Yin Yoga
What is Yin Yoga?
Yin yoga is based on the Taoist concept of yin and yang: the opposite and complementary principles in nature. While most of our yoga classes focus on yang – the changing and moving aspect – yin yoga focuses on the stable, unmoving aspect. In a yin class, you’ll experience passive floor poses that mainly work the lower portion of your body, including hips, pelvis, inner thighs, and lower spine.
Who is Yin Yoga Designed For?
This practice is well-suited for anyone who has an active lifestyle and is looking to add more calmness and quiet to their lives. It’s also great for anyone who struggles with anxiety or depression and is seeking recovery or healing.

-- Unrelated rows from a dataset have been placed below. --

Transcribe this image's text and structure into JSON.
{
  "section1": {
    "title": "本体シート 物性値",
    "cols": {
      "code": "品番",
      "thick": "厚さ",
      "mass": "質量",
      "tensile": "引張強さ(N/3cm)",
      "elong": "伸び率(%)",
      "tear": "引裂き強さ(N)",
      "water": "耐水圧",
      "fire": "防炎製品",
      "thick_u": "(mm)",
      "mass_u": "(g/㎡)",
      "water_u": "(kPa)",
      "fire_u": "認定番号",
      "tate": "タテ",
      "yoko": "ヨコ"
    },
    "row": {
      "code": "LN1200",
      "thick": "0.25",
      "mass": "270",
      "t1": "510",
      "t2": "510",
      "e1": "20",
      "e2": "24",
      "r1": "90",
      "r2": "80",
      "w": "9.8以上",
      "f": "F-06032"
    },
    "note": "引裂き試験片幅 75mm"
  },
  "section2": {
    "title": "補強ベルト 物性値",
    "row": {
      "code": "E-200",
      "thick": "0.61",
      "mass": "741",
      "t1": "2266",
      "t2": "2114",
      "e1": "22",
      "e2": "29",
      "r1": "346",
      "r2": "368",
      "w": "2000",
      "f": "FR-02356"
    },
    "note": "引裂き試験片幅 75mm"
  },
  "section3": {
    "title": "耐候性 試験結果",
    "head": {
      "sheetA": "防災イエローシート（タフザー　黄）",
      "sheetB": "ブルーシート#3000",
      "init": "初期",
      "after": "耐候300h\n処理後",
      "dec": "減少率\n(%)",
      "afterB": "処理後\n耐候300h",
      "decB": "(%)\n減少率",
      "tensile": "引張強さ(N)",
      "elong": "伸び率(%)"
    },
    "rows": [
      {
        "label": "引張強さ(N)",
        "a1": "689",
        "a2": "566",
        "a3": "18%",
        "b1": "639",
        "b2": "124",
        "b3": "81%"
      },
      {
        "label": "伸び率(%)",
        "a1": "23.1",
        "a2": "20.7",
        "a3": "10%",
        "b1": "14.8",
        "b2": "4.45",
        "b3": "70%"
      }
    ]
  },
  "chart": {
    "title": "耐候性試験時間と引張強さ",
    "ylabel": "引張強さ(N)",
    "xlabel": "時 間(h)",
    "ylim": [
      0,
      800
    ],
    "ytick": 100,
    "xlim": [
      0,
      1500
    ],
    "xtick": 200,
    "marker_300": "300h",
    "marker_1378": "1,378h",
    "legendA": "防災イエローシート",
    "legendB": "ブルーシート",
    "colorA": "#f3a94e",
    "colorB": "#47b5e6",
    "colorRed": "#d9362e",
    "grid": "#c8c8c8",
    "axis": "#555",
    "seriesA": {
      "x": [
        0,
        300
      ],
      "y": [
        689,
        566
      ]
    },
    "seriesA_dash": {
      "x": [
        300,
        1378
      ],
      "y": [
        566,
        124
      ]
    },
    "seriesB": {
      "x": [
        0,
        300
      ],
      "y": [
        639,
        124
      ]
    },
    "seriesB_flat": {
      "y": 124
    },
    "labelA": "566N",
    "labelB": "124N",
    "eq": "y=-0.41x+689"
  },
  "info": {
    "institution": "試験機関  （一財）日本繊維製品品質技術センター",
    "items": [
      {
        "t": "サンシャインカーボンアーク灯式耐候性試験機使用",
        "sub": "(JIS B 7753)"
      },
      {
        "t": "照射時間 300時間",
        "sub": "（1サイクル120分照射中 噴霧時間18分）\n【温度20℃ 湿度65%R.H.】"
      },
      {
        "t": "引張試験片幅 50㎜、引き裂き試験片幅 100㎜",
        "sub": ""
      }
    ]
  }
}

Friends with hip or knee replacements: our restorative, gentle yoga classes may be better suited for you.
Why Practice Yin Yoga?
1. Increased Flexibility and Strength – You will actively stretch your body’s connective tissue, simultaneously striving to quiet your mind and settle into the pose. Yin yoga is where poses are held from 30 seconds up to five minutes, allowing time, breath, and gravity relax your body and deepen the pose. When you gently stretch connective tissue by holding it this long, your body will respond by making it a little longer and a little stronger, which is exactly the goal of exercise.
2. Increased Awareness and Self-Intimacy – We live in a world where we are overstimulated with technology, social activities, and other responsibilities, that we often end up never switching off at all. Any kind of dynamic yoga caters to this aspect of keeping ourselves busy. That’s why it’s a good idea to balance your vinyasa yoga with a vastly different form like yin.
Finding stillness for several minutes in a pose creates gaps where the mind is free to wander. Many of us try to stay far away from meditative gaps like this because they often bring up anxiety, boredom, or anything else we suppress during the busyness of life. As with any good form of meditation, yin yoga provides the space needed to address those emotions head on.
3. A Portable Practice – You can practice yin yoga almost anywhere! You don’t always need a mat. In fact, most poses can be held while sitting at your desk, watching TV, reading, or lying in bed.